Category: Formulation and Quality
Purpose: We synthesized a novel macromolecule, a bio-based polyol containing urethane bonds, polyol-urethan (POU) that can be used as a nanoparticulate carrier to enhance the bioavailability of olanzapine (Oln). The new macromolecule drug carrier is an amphiphilic polyol containing urethane bonds that was prepared using cyclocarbonate and amines in the absence of toxic isocyanates. Due to its low critical micelle concentration (CMC), spherical Oln nanoparticles (Oln-NPs) and high barrier permeability, the POUs are able to offer an improved biodistribution for therapeutic agents, minimizing unwanted side effects via preferential accumulation at the target site1-2.
Methods: The biodegradable and biocompatible hyper-branched POU containing several hydroxyl and urethane bonds, was synthesized via an easy method of cyclic carbonate ring opening reaction followed by ethanol amine addition. The chemical and thermal properties of the polyol-urethane were characterized by 1H-NMR, 13C-NMR, FTIR, and TGA. The Oln-NPs were then prepared using a co-precipitation method, and their size and morphology were determined using DLS and SEM, respectively. In-vitro degradation, in-vitro drug release, in-vivo and their kinetic study were carried out to determine the ability of the POU for the sustained delivery of Oln.
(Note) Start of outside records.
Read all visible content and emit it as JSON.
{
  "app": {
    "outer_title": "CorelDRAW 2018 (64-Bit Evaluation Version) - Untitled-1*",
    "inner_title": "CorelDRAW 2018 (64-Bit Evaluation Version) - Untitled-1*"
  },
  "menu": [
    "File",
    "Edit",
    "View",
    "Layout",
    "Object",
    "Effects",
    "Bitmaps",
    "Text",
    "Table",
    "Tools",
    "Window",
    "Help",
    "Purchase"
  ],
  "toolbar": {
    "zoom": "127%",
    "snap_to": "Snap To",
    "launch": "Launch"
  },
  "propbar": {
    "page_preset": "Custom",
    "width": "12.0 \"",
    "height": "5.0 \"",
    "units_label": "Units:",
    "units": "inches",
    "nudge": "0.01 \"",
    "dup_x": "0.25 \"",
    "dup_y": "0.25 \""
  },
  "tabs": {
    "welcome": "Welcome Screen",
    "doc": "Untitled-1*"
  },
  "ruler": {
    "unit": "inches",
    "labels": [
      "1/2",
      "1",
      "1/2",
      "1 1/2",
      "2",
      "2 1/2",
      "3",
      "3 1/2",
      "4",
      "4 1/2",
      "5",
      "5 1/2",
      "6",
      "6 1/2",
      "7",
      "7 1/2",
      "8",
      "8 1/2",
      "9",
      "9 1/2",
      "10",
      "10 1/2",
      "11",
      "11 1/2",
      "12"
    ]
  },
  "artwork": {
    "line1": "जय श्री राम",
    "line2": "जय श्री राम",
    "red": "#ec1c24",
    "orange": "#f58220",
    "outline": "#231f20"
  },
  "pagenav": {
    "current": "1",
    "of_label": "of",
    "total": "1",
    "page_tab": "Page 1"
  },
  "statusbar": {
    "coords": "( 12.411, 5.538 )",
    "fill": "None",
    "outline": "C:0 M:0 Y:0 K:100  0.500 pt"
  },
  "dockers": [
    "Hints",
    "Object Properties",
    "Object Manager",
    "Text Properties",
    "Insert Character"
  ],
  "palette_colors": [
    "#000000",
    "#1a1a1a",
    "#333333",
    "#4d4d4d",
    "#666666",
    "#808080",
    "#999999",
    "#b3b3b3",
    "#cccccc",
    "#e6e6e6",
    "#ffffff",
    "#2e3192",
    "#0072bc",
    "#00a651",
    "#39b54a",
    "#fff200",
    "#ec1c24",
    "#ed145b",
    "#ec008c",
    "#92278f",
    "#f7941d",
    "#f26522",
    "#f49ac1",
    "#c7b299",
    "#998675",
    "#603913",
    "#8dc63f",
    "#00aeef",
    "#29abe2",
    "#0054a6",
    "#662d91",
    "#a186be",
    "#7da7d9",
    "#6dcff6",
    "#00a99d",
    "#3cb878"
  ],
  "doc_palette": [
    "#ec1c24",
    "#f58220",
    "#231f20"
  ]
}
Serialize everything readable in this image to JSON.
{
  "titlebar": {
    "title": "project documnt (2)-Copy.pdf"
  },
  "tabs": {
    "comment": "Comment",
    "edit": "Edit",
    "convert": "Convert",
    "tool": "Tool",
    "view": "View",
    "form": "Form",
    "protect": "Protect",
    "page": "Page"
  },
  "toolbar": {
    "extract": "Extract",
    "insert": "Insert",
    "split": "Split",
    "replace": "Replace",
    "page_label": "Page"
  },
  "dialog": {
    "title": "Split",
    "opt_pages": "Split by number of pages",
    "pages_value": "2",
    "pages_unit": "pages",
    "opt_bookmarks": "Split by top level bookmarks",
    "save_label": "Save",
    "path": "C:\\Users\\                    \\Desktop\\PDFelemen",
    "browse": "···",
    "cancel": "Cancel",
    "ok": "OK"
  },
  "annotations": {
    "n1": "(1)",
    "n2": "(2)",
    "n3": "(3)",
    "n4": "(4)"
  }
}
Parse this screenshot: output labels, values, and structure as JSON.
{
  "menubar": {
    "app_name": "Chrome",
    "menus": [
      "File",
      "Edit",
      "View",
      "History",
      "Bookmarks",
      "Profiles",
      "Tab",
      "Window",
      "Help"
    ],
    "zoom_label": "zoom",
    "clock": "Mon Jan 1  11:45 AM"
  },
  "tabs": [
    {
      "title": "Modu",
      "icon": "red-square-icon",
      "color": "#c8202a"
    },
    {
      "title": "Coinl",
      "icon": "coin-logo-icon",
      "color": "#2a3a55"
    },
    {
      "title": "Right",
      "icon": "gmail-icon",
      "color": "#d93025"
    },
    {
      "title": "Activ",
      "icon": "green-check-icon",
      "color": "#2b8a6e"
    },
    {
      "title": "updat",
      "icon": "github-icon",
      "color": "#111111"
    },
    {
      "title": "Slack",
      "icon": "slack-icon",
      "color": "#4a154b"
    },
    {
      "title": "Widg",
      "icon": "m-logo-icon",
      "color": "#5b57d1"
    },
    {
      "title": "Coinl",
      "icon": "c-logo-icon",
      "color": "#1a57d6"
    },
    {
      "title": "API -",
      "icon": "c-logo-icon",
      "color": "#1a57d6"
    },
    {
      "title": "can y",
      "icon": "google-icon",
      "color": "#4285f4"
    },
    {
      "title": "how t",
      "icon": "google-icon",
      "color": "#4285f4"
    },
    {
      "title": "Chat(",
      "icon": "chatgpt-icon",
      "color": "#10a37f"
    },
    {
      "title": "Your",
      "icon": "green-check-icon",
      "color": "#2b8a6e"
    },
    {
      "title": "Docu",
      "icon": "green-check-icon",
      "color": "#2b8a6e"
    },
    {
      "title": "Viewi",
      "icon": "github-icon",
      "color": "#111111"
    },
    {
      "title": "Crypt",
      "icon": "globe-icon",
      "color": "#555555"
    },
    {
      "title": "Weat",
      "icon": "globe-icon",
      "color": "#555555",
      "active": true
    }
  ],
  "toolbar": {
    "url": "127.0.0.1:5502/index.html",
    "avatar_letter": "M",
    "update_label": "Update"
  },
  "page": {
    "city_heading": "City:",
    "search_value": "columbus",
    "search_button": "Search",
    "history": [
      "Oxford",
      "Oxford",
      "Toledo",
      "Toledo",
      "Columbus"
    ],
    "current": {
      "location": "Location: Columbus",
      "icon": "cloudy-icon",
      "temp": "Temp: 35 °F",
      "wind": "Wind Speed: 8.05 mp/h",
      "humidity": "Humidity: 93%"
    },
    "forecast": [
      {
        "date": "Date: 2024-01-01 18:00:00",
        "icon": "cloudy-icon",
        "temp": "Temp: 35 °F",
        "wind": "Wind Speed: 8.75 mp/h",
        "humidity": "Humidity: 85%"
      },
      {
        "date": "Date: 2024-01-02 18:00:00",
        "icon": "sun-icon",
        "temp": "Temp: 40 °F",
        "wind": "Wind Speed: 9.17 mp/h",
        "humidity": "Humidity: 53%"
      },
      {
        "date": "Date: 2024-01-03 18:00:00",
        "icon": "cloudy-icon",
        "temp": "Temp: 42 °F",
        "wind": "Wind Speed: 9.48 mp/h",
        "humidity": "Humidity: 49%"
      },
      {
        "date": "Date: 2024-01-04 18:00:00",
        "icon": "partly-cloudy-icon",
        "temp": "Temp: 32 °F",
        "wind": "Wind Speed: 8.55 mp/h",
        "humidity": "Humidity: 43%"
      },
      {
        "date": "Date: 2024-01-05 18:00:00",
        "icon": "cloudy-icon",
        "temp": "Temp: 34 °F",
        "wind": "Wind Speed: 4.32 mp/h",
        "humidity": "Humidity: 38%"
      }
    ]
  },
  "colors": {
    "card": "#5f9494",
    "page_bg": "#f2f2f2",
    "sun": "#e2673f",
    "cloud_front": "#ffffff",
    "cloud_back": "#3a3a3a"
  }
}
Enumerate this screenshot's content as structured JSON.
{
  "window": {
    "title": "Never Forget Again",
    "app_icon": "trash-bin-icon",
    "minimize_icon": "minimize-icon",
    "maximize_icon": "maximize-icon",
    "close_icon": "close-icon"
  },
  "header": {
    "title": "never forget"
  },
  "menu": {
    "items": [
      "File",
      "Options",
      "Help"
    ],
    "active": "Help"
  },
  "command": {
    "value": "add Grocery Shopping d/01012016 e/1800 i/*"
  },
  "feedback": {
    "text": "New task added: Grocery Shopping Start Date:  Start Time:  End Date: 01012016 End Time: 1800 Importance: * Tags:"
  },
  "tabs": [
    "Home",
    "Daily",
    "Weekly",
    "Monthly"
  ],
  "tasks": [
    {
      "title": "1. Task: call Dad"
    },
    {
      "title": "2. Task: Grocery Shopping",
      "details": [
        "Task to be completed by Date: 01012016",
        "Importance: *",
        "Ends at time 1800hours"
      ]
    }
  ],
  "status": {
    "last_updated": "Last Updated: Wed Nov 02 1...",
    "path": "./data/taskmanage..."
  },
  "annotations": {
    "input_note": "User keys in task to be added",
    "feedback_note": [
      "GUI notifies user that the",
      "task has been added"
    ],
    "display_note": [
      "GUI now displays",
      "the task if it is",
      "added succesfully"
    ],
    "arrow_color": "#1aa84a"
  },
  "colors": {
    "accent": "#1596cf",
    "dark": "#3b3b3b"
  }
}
Results: Given the 1HNMR data, the elimination of carbonate groups on the sunflower oil at 4.4-4.9 ppm and the appearance of the urethane groups indicated the successful synthesis of the POU. The low CMC value (2.17× 10 -4 mg/ml) demonstrated that the micelles were stable against dilution. When 1 mole of carbonated sunflower oil (1,179 g) reacted with 5 mole of ethanol diamine (305.25 g), the bio content of the POU was found theoretically high at 83.87%. The loading efficiency and loading capacity of the Oln-NPs were obtained 83±4.5% and 12.5±0.6%, respectively indicating that the Oln was effectively loaded into nanoparticles. The in-vitro release of Oln from the Oln-NPs was approximately 82±3% after 168 h (7 days). In-vitro drug release from nanoparticles (90±0.43 nm in diameter) followed a Higuchi release mechanism showing an initial burst release followed by a sustained release (82 ± 3% after 168 h). At higher concentrations of 1 and 5 mg/ml, the cell-viability was increased to 81.77±5.1 and 73.87±4.2%, respectively after 7 days (Figure 1). The initial Oln concentration at 30 min for Oln suspension was higher than Oln concentration that was released from the Oln-NPs. The MRT and t1/2 for the Oln-NPs were 1.51±0.23 and 0.43±0.029 for Oln-NPs, respectively. The POU microcrystalline structure containing urethane and ester bonds hindered the fast release of Oln and led to a sustained release of drug and its improved bioavailability (Figure 2).
Fig. 2. Concentration–time profiles for the Oln-NPs and Oln-suspension.
Conclusion: Given the results of this research, the bio-based POU is a safe drug carrier due to bio-based materials used in its preparation. Furthermore, the POU can be used as an effective carrier to enhance the bioavailability of Oln and potentially other hydrophobic drugs.